Debbie Plaia, executive director of the Port Neches Chamber of Commerce, knew Greenway personally and through the chamber.
Plaia said Greenway served on the chamber board for years before retiring and moving out of town.
“He became like family. Made you feel like you’re family,” Plaia said. “When I first came here (as executive director) he was instrumental. He guided me where to go and where to look and always lent a hand.”
Jefferson County Pct. 7 Justice of the Peace Brad Burnett worked with Greenway for 14 of the 16 years Greenway spent as constable.
Greenway offered Burnett advice and was there to listen and guide Burnett.
“He worked very, very hard as a public servant and told me early on, ‘Brad, it’s very important to just listen and then always offer your help. Then you’ll be fine.’” Burnett said. “I think of that so often. So far, he’s right.”
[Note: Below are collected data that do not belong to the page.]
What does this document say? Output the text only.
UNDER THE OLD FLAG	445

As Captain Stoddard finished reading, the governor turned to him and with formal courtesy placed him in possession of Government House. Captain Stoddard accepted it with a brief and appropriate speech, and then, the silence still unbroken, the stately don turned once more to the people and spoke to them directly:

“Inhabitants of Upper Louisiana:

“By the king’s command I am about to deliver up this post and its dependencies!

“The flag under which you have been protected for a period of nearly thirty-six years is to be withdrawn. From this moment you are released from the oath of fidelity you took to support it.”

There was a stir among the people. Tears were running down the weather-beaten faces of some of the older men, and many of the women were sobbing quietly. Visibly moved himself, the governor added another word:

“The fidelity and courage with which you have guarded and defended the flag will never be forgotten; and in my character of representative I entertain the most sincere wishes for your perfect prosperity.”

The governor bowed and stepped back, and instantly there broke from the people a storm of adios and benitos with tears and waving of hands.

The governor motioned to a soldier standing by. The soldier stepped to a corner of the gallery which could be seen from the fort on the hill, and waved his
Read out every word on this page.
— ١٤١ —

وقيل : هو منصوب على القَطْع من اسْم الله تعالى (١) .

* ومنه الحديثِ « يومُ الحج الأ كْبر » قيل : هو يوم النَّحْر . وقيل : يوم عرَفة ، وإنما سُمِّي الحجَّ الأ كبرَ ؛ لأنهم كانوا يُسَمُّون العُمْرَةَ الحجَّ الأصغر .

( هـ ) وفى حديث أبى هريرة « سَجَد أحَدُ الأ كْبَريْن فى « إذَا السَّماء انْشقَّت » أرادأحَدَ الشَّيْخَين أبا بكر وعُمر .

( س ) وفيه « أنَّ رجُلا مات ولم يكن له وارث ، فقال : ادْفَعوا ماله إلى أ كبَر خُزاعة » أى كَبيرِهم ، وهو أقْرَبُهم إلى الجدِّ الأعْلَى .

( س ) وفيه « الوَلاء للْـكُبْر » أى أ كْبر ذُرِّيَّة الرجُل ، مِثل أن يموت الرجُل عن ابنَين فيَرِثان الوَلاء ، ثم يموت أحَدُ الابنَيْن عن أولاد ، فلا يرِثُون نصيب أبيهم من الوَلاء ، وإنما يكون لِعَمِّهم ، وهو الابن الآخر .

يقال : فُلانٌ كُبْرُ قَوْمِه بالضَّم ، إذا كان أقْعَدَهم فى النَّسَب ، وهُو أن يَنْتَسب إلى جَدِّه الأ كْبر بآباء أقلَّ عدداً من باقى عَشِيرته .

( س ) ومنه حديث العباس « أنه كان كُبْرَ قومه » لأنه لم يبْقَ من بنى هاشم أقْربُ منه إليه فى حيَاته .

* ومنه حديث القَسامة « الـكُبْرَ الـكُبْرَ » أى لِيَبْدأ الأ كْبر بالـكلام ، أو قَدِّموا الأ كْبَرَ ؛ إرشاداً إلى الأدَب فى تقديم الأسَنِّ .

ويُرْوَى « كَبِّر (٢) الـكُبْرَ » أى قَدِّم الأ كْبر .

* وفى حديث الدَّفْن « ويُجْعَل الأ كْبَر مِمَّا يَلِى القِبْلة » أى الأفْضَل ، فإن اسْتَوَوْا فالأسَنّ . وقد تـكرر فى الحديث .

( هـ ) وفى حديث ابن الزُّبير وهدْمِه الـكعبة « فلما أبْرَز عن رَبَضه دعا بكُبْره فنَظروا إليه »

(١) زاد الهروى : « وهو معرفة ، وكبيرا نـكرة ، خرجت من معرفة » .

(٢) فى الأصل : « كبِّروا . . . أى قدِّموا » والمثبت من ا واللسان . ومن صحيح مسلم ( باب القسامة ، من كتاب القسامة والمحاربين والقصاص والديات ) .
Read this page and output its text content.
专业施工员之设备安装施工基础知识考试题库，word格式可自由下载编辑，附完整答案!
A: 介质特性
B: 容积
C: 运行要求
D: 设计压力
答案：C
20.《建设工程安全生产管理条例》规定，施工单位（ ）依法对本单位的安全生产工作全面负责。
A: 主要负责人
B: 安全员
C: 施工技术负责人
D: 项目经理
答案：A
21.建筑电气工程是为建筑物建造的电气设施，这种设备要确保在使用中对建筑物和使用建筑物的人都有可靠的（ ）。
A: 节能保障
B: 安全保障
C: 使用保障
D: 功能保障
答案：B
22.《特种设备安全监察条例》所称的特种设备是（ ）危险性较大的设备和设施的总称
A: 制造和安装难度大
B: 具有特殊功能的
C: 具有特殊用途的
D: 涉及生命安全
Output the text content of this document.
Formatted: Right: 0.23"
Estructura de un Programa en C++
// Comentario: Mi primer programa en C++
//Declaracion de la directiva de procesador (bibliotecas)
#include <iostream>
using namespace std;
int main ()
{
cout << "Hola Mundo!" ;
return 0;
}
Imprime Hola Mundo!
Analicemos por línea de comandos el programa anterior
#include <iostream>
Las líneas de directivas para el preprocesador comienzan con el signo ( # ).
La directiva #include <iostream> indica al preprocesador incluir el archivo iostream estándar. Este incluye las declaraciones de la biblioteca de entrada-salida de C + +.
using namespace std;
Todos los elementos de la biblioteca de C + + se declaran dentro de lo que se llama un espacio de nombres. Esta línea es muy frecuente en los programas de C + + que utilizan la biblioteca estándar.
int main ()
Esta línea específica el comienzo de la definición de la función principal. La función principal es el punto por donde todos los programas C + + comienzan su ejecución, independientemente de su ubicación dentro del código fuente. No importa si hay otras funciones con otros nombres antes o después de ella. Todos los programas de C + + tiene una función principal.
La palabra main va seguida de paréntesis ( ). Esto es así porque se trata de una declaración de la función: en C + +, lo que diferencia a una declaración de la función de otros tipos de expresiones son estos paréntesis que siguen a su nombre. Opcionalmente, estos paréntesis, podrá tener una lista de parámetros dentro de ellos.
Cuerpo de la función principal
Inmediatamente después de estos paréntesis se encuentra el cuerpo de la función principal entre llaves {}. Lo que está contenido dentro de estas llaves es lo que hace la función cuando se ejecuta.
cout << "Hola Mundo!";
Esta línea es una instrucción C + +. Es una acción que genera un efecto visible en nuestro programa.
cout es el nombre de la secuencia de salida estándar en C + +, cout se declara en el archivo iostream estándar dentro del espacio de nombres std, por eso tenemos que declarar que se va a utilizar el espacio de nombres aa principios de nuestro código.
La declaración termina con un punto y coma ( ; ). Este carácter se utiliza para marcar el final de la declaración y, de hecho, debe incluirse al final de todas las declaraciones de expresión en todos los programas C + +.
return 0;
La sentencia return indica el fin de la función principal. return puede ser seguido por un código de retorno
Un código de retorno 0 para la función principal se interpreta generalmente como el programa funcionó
Greenway was a good listener to citizens and coworker,s as well, and treated the staff like family.
Burnett said his friend was a very unselfish and was always helping people, including him.
Greenway was also well liked. He and wife Sue would attend social events together with Burnett and wife Teresa as well as with many other couples.
Many knew the retired constable. Since his death Burnett has had many people ask him about the loss of Greenway — from the lady down at the convenience store to a maintenance worker with PNGISD.
“They all knew Jeff Greenway. We’re proud to be associated with him,” he said.
Family was his heart.
“What gave him the most pride and joy were his wife Sue and his awesome family, kids and grandkids,” Burnett said. “Those grandkids were absolutely the joy of his life.”
Greenway died on Feb. 24 and services were held Feb. 28.
Greenway leaves behind a wife, Sue, Son, Travis Wayne and his wife Adrienne, daughter Kelly Marguerite and her husband Lance Bridges and grandchildren Tucker, Annabelle and Tate; Elijah, Aleigha and Ryder.